The World of Emperor Gon of Carthage
"The Aborigines"
Emperor Gon of Carthage
July 30, 2001
The Aborigines
Part 9
Robust and delicate types
It is known that there were two types of ancient populations in Australia. Skeletons recovered from the area called Lake Mungo were very slim with modern features. The thickness of their skull, in particular, was very thin and slim compared to contemporary Aborigines.
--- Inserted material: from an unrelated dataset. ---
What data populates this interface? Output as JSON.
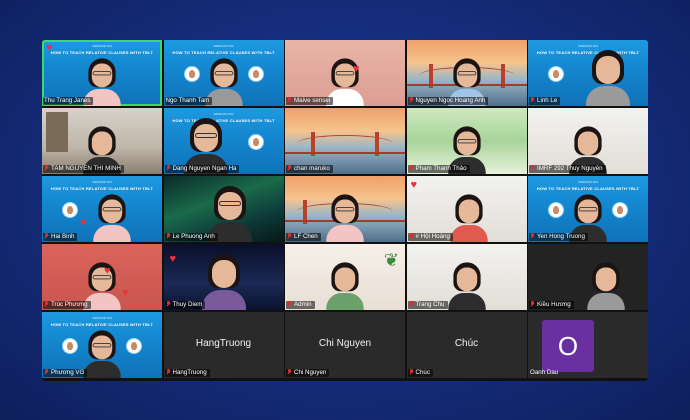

Its developed frontal bones, round crania and small teeth are features more modern than those of the Aborigines.
In contrast the skeletons recovered in Kow Swamp had strongly built structures with receding frontal brows, prominent brow-ridges, thick crania with marked alveolar prognathism and large teeth, many of them typical of archaic Homo sapiens.
However, while the modern-like population of Lake Mungo can be traced back more than 60,000 years, one of Kow Swamp that feature primitive characteristics are of the population that looks to be 13,000 years to 6,500 years old.

In other words, in Australia, the most archaic population was the most modern-like population, contrary to the general understanding.
As long as these facts are considered, the theory claiming modern population that evolved in Africa had displaced and eventually replaced the primitive population cannot stand.
These facts, however, had been nearly ignored ever since the appearance of mitochondrial theory and the DNA appraisal of the Neanderthals.
In November 2000, Peter Underhill and others of Stanford University announced their recent research on the Y chromosomes of modern men. The DNA of the Y chromosomes, unlike mitochondrial DNA, are only inherited from father to son, and accordingly, attracts the researchers as the new research method. Underhill's group gathered Y chromosomes of more than 1000 men from 22 different areas, and analyzed their DNA using the newest methods. And they concluded that the origin of modern men could be traced back 59,000 years to Africa.
The same research group, however, also conducted a research on mitochondrial DNA and concluded that modern men originated in Africa some 143,000 years ago. This origin based on mitochondrial DNA reconfirmed previous research results. But considering the difference of 84,000 years between the common ancestors of paternal line and of the maternal line, we can't help but doubt the reliability of such research methods.